Patrícia: Existem populações de vida livre, mas que são populações com baixa densidade populacional, e que estão restritas a fragmentos de Mata Atlântica muitas vezes desconectados, dado o alto grau de fragmentação dessa floresta. As populações de vida livre sofrem constantes ameaças. Não só pelo desmatamento, mas também por outras influências antrópicas, como por exemplo, a própria caça e tráfico ilegal dessa espécie.
Adriane: Considerando que cada fragmento florestal tem algumas características ecológicas particulares e que os eventos que aconteceram em um fragmento podem não ter acontecido em outro, podemos esperar que as pressões seletivas também variem entre as populações de mico leão preto que não interagem. Isso ao longo das últimas gerações, pode diferenciar uma população da outra, genomicamente falando.
Patrícia: A partir dos dados genômicos, eu posso comparar populações, eu posso encontrar dados interessantes que possam ser utilizados para indicar os melhores reprodutores, para indicar os animais que devem ser translocados ou reintroduzidos. Então eu posso gerar dados úteis ao manejo que possa ser realizado em cada um desses ambientes, tanto ex situ quanto in situ, mas que também possa ser integrado.
Vinícius: Até agora a gente focou em projetos de pesquisa que envolvem outros seres vivos, mas por que não falar também de um projeto de pesquisa que o objeto de estudo é o ser humano?
Adriane: Recentemente, grandes mídias deram cobertura para o projeto DNA do Brasil que envolve pesquisadores da USP, o Ministério da Saúde, empresas privadas de saúde como a Dasa e até a plataforma de dados do Google Cloud.
Vinícius: O objetivo geral desse projeto é audacioso: mapear os genes de milhares de brasileiros para prever e tratar doenças, ainda mais considerando que a população brasileira é altamente miscigenada.
Adriane: Para conhecermos um pouco sobre isso, conversamos com Lygia da Veiga Pereira, professora do Departamento de Genética e Biologia Evolutiva do Instituto de Biociências da USP e pesquisadora coordenadora do projeto DNA do Brasil.

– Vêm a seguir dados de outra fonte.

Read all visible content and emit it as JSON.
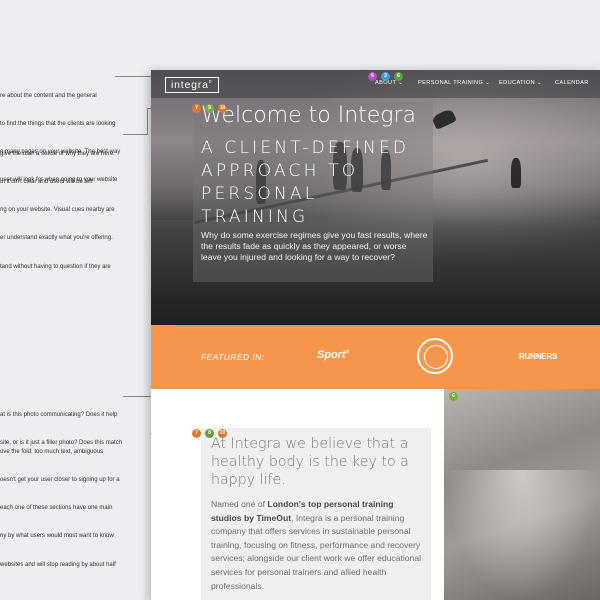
{
  "annotations": [
    {
      "lines": [
        "re about the content and the general",
        "to find the things that the clients are looking",
        "o many pages on your website. The best way",
        "user will look for when going to your website"
      ]
    },
    {
      "lines": [
        "give the user a sense of why they are here.",
        "ut it isn't clear and users will be left",
        "ng on your website. Visual cues nearby are",
        "er understand exactly what you're offering.",
        "tand without having to question if they are"
      ]
    },
    {
      "lines": [
        "at is this photo communicating? Does it help",
        "site, or is it just a filler photo? Does this match"
      ]
    },
    {
      "lines": [
        "ove the fold: too much text, ambiguous",
        "oesn't get your user closer to signing up for a",
        "each one of these sections have one main",
        "ny by what users would most want to know",
        "websites and will stop reading by about half"
      ]
    }
  ],
  "markers": [
    {
      "label": "6",
      "color": "#b44fc6"
    },
    {
      "label": "3",
      "color": "#3b9edb"
    },
    {
      "label": "6",
      "color": "#5aa144"
    },
    {
      "label": "7",
      "color": "#e0782a"
    },
    {
      "label": "9",
      "color": "#7cae3c"
    },
    {
      "label": "10",
      "color": "#e0782a"
    },
    {
      "label": "6",
      "color": "#7cae3c"
    },
    {
      "label": "7",
      "color": "#e0782a"
    },
    {
      "label": "8",
      "color": "#6a9e3a"
    },
    {
      "label": "10",
      "color": "#e0782a"
    }
  ],
  "site": {
    "logo": "integra",
    "nav": [
      "ABOUT",
      "PERSONAL TRAINING",
      "EDUCATION",
      "CALENDAR"
    ],
    "hero": {
      "title": "Welcome to Integra",
      "subtitle": "A CLIENT-DEFINED APPROACH TO PERSONAL TRAINING",
      "body": "Why do some exercise regimes give you fast results, where the results fade as quickly as they appeared, or worse leave you injured and looking for a way to recover?"
    },
    "featured": {
      "label": "FEATURED IN:",
      "brands": [
        "Sport",
        "RUNNERS"
      ],
      "color": "#f7954b"
    },
    "belief": "At Integra we believe that a healthy body is the key to a happy life.",
    "body": {
      "pre": "Named one of ",
      "strong": "London's top personal training studios by TimeOut",
      "post": ", Integra is a personal training company that offers services in sustainable personal training, focusing on fitness, performance and recovery services; alongside our client work we offer educational services for personal trainers and allied health professionals."
    }
  }
}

Lygia: Apesar de todos nós sermos humanos, o genoma de cada um de nós não pode ser idêntico, senão seríamos todos clones. Cada par de ser humano é 99,9% idêntico em relação ao seu genoma. Esse 0,1% das diferentes letras entre os genomas de uma pessoa e o de outra é que são responsáveis pelas nossas características individuais.

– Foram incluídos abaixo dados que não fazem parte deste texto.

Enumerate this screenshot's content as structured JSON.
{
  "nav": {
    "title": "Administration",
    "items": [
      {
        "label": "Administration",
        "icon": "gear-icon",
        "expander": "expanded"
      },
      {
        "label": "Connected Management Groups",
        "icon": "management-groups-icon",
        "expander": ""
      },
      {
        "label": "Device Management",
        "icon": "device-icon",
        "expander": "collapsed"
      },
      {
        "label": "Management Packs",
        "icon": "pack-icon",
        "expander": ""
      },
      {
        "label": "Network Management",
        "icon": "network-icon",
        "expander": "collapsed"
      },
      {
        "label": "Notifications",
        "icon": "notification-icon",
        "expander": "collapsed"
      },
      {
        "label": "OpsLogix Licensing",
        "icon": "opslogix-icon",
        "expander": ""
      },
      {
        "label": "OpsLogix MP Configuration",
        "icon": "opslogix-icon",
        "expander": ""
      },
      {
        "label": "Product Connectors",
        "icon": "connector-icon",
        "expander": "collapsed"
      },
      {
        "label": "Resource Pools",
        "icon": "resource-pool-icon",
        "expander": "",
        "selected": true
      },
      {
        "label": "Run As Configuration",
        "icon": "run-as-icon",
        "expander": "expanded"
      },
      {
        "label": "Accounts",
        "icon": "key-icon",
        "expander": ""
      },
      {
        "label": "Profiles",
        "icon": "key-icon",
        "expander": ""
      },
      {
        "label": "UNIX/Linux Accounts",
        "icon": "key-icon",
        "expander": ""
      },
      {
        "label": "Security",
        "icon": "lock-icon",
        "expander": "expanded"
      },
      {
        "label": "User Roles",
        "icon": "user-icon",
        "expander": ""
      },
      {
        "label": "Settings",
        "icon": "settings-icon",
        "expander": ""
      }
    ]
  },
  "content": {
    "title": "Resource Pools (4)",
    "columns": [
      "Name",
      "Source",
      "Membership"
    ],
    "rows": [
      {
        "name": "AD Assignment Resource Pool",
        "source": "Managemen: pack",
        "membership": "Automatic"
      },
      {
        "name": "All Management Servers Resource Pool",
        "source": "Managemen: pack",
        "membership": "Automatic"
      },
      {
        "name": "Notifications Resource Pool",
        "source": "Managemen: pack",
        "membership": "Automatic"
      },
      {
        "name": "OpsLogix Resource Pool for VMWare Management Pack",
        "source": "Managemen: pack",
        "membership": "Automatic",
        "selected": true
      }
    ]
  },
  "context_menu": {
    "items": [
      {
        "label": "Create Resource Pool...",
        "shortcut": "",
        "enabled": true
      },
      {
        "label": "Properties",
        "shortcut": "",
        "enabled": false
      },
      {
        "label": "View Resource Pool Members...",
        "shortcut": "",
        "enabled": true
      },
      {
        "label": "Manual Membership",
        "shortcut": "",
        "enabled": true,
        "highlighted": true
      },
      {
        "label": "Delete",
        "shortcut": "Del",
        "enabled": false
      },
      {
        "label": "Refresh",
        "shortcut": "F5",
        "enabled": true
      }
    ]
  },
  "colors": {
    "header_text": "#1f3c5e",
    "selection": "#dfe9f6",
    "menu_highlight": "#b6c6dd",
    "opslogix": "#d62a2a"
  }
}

Vinícius: E a partir desse 0,1%…
Lygia: O objetivo é eu saber quais são os genes e as variações que existem em quais genes que são responsáveis por uma pessoa ter maior predisposição a desenvolver, não sei, Alzheimer, hipertensão, asma, diabetes…
Adriane: Você pode estar se perguntando qual a viabilidade de um projeto que sequencia milhares de genomas no Brasil, pois isso parece muito caro né. Como é isso, Lygia?

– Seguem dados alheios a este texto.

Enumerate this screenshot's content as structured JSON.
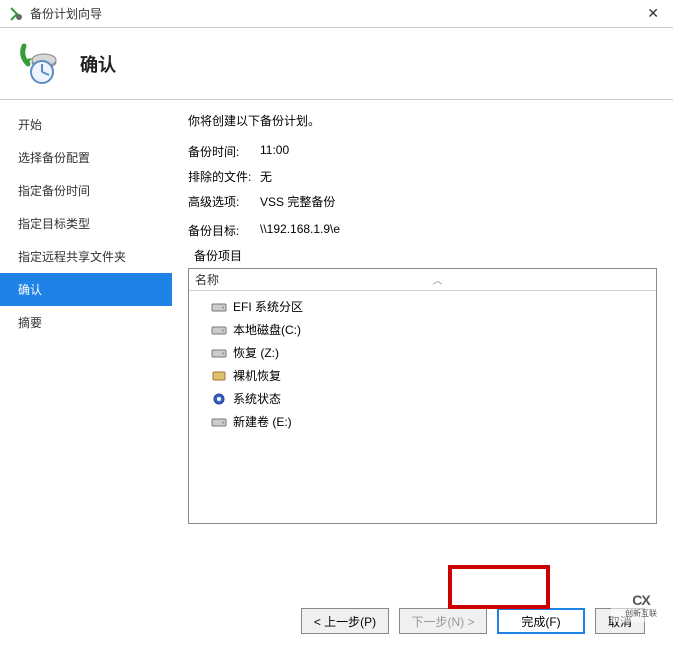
{
  "window": {
    "title": "备份计划向导"
  },
  "header": {
    "heading": "确认"
  },
  "sidebar": {
    "items": [
      {
        "label": "开始"
      },
      {
        "label": "选择备份配置"
      },
      {
        "label": "指定备份时间"
      },
      {
        "label": "指定目标类型"
      },
      {
        "label": "指定远程共享文件夹"
      },
      {
        "label": "确认"
      },
      {
        "label": "摘要"
      }
    ],
    "active_index": 5
  },
  "main": {
    "intro": "你将创建以下备份计划。",
    "rows": [
      {
        "label": "备份时间:",
        "value": "11:00"
      },
      {
        "label": "排除的文件:",
        "value": "无"
      },
      {
        "label": "高级选项:",
        "value": "VSS 完整备份"
      },
      {
        "label": "备份目标:",
        "value": "\\\\192.168.1.9\\e"
      }
    ],
    "items_label": "备份项目",
    "list": {
      "column": "名称",
      "items": [
        {
          "icon": "drive",
          "label": "EFI 系统分区"
        },
        {
          "icon": "drive",
          "label": "本地磁盘(C:)"
        },
        {
          "icon": "drive",
          "label": "恢复 (Z:)"
        },
        {
          "icon": "bare",
          "label": "裸机恢复"
        },
        {
          "icon": "gear",
          "label": "系统状态"
        },
        {
          "icon": "drive",
          "label": "新建卷 (E:)"
        }
      ]
    }
  },
  "footer": {
    "prev": "< 上一步(P)",
    "next": "下一步(N) >",
    "finish": "完成(F)",
    "cancel": "取消"
  },
  "watermark": {
    "top": "CX",
    "bottom": "创新互联"
  }
}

Lygia: Produzir as sequências, fazer o sequenciamento, é um trabalho muito braçal e muito caro, que requer equipamentos complexos de manutenção cara. Se eu fosse instalar isso dentro da universidade, o custo por genoma seria muito alto. A nossa estratégia foi contratar esse sequenciamento por empresas que prestam esse serviço. Ao contratar o serviço da DASA para fazer esses sequenciamentos, a gente está tendo uma economia de provavelmente 3x.
Vinícius: E como está sendo realizada a amostragem da população brasileira que é tão heterogênea e pode ter variações genéticas entre regiões?
Lygia: A gente foi atrás de grupos de brasileiros que já são muito bem caracterizados do ponto de vista clínico e comportamental, como por exemplo, os participantes do estudo longitudinal da saúde do adulto, o projeto Elza. Esse é um projeto que tá em andamento há mais de 10 anos, acompanhando 15 mil brasileiros. Outra característica é que a gente quer captar toda a diversidade genética existente no Brasil. Então se você olhar a distribuição desses 15 mil brasileiros, os estados de origem, a gente tem gente de todos os estados do Brasil.
Adriane: Mas isso é uma amostra suficiente e com poder estatístico para identificar todas as variantes associadas a doenças comuns?
Lygia: O Ministério da Saúde entra então no projeto agora permitindo que a gente aumente esse número de 15 mil para 150 mil. Isso ia ser lançado este ano logo depois do carnaval, mas o corona mudou tudo. Mas de qualquer jeito, o Ministério da Saúde á com uma política nacional de medicina de precisão já montada que vai incluir a genômica populacional.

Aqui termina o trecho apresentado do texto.